Zoe: Nobody's saying that, sir. Wash: Yeah, we're pretty much just giving each other significant glances and laughing incessantly.

'Our Mrs. Reynolds'


Natter 72: We Were Unprepared for This  

Off-topic discussion. Wanna talk about corsets, duct tape, or physics? This is the place. Detailed discussion of any current-season TV must be whitefonted.


Jesse - Jan 06, 2014 11:26:24 am PST #16520 of 30000
Sometimes I trip on how happy we could be.

Hire me instead?

Sadly, I walked into these two finalists and was told to pick one. I am hiring another position, but that one needs fundraising experience.


Hil R. - Jan 06, 2014 11:29:47 am PST #16521 of 30000
Sometimes I think I might just move up to Vermont, open a bookstore or a vegan restaurant. Adam Schlesinger, z''l

OK, that interview went pretty well, I think. At the end, they said that they'll get back to me by the end of January, and that if I'm offered another job before then, that I should let them know, which seems like a good sign. It's still a big university in a rural area, but much closer to actual cities than where I am now.


shrift - Jan 06, 2014 11:33:15 am PST #16522 of 30000
"You can't put a price on the joy of not giving a shit." -Zenkitty

I have still not cleaned the bathroom. Go on, act surprised.

I cleaned the bathroom! And I cleaned the TV stand and put away dishes. I should figure out what I'm going to clean next.


-t - Jan 06, 2014 11:35:50 am PST #16523 of 30000
I am a woman of various inclinations and only some of the time are they to burn everything down in frustration

Uncle update - it was cardiac arrest. They have warmed him up and taken him off sedation. He has not woken up (as of this morning)but he's stable.


Consuela - Jan 06, 2014 11:50:14 am PST #16524 of 30000
We are Buffistas. This isn't our first apocalypse. -- Pix

Yikes, -t. I hope he recovers quickly.

Quick hivemind question! In a job application, If you are supposed to put in the address of a previous employer, and you know that office has since closed, what do you list? Corporate headquarters, even though that's at the other end of the state, or across the country?
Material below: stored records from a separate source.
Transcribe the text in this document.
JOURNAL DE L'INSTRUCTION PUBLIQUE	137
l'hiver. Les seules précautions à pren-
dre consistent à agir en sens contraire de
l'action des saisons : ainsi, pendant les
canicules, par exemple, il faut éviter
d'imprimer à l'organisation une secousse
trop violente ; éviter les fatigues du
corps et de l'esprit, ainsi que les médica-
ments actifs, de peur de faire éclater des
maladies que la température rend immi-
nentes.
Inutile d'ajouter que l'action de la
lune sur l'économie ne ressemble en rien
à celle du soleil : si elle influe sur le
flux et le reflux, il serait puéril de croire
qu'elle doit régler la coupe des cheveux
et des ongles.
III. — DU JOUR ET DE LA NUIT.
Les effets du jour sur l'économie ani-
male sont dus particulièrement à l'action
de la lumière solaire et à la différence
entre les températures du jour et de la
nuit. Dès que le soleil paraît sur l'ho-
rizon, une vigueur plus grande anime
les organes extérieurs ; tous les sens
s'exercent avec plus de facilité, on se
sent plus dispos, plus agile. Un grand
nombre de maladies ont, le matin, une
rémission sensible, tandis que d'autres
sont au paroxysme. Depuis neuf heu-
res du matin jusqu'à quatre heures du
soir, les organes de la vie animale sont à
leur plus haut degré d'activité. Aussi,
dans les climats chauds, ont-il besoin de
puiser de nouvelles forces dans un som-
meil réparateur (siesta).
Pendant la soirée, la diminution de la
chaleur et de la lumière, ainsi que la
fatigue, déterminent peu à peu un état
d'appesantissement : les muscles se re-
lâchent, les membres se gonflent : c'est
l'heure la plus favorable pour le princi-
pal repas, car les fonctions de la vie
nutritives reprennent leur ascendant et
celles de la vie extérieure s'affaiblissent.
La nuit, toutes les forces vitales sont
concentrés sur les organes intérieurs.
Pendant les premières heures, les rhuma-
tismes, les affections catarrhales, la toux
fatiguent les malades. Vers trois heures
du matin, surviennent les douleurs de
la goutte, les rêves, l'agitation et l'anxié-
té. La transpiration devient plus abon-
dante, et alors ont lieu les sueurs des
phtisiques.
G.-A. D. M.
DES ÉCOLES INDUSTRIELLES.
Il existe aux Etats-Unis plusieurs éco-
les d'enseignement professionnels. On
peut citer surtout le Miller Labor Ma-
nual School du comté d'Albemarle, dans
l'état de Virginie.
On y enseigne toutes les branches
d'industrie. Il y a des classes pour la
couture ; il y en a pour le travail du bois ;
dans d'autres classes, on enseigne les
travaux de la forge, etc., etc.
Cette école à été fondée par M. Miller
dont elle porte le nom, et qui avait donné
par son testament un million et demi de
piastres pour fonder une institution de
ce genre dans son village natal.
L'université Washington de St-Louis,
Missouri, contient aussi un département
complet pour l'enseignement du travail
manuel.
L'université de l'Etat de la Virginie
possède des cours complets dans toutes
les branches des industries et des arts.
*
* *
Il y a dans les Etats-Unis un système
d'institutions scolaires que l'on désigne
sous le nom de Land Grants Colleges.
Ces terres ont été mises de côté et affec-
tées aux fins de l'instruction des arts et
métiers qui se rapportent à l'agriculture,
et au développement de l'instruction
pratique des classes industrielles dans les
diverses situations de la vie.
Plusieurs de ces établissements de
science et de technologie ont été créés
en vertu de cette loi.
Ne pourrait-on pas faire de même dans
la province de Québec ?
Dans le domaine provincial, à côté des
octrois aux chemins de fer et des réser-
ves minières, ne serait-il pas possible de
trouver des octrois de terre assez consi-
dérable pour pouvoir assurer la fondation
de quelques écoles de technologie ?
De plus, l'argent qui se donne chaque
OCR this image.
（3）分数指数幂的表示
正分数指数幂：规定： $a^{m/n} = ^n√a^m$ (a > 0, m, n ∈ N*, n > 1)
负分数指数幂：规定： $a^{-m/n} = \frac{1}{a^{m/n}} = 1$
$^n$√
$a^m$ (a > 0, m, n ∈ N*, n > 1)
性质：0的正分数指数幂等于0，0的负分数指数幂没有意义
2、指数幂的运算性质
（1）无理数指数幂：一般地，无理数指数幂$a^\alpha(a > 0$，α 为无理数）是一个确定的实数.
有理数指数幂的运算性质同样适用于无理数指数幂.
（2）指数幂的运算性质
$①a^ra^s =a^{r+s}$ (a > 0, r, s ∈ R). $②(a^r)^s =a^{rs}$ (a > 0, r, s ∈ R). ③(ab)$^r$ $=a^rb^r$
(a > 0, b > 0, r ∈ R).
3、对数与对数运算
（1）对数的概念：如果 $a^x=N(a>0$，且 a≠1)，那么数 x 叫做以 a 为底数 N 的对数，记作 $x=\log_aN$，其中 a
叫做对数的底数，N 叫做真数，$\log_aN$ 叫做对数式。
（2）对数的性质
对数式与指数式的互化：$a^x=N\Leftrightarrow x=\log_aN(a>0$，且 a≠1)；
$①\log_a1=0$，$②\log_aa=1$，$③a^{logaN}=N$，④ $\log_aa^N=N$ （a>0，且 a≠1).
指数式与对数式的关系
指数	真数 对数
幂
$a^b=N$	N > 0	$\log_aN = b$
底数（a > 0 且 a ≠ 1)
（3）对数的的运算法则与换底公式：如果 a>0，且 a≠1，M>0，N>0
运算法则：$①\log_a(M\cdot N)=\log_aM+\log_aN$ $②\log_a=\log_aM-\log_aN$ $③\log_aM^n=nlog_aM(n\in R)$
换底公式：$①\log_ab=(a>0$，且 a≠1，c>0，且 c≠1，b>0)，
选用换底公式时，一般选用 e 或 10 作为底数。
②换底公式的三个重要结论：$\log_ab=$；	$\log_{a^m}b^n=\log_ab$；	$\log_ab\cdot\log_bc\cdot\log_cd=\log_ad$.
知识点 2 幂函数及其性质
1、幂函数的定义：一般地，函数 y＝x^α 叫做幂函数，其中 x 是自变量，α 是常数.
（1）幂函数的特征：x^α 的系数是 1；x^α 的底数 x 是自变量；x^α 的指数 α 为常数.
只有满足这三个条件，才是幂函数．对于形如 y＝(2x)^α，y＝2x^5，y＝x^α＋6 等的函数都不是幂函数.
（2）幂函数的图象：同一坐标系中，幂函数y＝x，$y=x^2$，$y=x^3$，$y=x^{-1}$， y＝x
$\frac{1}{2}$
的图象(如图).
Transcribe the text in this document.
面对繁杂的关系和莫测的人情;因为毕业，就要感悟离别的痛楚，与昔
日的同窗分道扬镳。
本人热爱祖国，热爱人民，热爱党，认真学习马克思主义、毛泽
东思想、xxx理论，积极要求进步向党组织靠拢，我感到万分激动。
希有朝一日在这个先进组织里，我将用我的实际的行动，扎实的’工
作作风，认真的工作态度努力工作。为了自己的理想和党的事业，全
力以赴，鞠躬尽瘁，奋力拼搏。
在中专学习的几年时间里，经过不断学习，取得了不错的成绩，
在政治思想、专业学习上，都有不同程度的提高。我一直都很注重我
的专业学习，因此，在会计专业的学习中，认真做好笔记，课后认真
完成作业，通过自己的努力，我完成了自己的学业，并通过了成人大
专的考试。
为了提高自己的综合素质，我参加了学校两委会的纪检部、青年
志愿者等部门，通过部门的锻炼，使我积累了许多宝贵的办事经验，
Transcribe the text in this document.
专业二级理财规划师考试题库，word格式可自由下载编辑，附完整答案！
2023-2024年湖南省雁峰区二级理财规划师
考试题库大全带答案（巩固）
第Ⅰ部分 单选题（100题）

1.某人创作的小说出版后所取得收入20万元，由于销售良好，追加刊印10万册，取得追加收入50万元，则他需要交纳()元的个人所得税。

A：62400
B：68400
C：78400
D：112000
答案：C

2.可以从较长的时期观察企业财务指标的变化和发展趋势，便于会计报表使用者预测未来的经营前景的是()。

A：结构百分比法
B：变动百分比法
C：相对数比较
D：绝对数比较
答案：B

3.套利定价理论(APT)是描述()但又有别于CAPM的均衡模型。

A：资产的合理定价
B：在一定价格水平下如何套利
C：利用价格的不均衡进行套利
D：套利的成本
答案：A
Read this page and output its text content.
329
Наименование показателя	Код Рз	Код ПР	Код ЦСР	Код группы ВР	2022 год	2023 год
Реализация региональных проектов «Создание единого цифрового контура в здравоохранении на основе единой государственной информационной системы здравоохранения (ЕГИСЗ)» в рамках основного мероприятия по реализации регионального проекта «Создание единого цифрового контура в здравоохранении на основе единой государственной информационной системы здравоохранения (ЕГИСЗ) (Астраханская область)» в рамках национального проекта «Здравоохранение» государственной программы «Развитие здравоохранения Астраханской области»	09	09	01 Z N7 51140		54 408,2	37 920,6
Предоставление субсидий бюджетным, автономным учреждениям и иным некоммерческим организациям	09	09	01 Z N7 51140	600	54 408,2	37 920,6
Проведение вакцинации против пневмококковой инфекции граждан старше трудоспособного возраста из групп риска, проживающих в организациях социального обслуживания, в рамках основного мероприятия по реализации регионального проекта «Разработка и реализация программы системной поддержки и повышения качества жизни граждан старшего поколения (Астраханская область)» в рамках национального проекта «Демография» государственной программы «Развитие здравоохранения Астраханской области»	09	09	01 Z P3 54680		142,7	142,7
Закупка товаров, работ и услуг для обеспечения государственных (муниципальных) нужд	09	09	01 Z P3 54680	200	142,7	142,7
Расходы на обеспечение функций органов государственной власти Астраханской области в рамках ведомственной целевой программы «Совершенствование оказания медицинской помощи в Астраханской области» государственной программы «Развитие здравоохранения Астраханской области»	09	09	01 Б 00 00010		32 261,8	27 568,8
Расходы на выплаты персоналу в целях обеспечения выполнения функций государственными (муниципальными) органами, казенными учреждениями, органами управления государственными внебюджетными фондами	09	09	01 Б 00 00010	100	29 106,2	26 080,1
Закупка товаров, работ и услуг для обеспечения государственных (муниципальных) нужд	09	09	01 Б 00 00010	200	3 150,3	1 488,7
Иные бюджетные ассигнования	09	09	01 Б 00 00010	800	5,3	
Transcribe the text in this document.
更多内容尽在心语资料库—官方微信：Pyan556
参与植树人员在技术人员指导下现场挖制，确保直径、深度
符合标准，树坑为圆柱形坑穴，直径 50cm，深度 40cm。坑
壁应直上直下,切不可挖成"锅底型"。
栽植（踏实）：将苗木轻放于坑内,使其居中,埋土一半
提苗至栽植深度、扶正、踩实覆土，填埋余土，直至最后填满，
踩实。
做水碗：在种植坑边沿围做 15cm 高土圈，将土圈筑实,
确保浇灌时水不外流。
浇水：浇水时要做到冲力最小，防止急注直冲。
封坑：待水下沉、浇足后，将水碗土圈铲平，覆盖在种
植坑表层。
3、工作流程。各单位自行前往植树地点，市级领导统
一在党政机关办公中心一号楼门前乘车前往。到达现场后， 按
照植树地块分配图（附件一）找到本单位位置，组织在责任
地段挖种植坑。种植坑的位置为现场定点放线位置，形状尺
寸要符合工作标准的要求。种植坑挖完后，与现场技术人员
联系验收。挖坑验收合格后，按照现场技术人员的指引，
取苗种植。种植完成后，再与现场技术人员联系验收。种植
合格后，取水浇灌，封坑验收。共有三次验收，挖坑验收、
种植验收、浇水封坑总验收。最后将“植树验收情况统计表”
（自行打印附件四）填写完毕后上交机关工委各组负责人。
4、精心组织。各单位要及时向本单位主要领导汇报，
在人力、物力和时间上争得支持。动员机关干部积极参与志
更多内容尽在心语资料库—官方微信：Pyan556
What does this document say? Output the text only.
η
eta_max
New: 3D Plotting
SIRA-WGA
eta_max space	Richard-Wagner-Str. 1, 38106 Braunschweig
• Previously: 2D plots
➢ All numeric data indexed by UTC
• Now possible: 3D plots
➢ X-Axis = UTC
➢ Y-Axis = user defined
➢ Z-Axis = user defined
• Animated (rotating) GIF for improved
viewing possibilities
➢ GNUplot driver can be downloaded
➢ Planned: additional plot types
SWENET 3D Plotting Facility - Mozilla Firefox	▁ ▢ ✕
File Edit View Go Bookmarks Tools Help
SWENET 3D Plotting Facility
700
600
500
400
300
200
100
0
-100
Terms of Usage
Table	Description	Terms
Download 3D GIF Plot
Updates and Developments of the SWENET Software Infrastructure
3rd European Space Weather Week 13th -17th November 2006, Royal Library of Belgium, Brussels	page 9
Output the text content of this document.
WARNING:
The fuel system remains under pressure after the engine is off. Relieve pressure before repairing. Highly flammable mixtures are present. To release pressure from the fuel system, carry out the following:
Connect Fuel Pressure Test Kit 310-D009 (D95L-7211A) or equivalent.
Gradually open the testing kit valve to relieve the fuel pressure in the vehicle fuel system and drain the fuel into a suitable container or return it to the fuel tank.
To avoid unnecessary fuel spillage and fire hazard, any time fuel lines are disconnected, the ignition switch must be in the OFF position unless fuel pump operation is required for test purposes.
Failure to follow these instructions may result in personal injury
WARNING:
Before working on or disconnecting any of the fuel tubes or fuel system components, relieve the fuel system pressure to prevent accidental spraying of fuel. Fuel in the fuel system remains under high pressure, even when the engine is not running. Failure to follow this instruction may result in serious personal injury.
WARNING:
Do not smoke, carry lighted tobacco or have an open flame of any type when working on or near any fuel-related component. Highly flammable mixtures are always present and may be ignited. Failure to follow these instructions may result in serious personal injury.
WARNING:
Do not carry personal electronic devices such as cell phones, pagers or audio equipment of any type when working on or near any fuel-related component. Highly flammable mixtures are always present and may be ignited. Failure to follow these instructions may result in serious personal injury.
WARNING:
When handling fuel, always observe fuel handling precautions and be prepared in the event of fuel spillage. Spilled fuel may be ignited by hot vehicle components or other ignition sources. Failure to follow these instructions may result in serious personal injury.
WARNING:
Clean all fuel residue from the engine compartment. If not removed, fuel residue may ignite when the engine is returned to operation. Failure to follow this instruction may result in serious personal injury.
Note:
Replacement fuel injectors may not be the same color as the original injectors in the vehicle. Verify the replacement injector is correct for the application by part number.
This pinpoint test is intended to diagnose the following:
Jesse - Jan 06, 2014 11:59:51 am PST #16525 of 30000
Sometimes I trip on how happy we could be.

I would probably put the address I actually worked at, even if it's not the office any more. Because I hate that kind of application.


Consuela - Jan 06, 2014 12:13:51 pm PST #16526 of 30000
We are Buffistas. This isn't our first apocalypse. -- Pix

I really hate these applications where you have to cut and paste all the stuff from your resume into it, and it loses all your formatting. Argh.


Sheryl - Jan 06, 2014 12:18:00 pm PST #16527 of 30000
Fandom means never having to say "But where would I wear that?"

Timelies all!

I guess I shouldn't complain about the rapid temperature drop here, since it's dry and most of the snow we got washed away with the rain. Still don't like it....


Zenkitty - Jan 06, 2014 12:46:41 pm PST #16528 of 30000
Every now and then, I think I might actually be a little odd.

Oh, god, it's going down to 5 degrees F tonight. And it's quite windy; I had to run out and rescue my trash bin from flapping its contents all over the drive.

Gonna turn up the heat in advance. Maybe the house won't get too cold. Heat pumps are not the most efficient method of heating.


meara - Jan 06, 2014 1:24:17 pm PST #16529 of 30000

UGH. Stupid post office. So, they sell either random boxes made by a random company, or "flat rate" USPS boxes. I though those came with tear off sticky strips like, say, most UPS boxes, but no. And when I got to the front of the line (because of course there was a long line) they said they didn't provide tape for their own boxes (I knew they didn't for the random other boxes, but not for their own flat rate ones??) and I could buy some for $3.50. Fuck that noise--I scribbled out the address I'd already written on the box and walked out. I"ll go to UPS--even if it's more than the $16 (!!) USPS wanted, it'll still be easier and probably a lot less of a wait in line.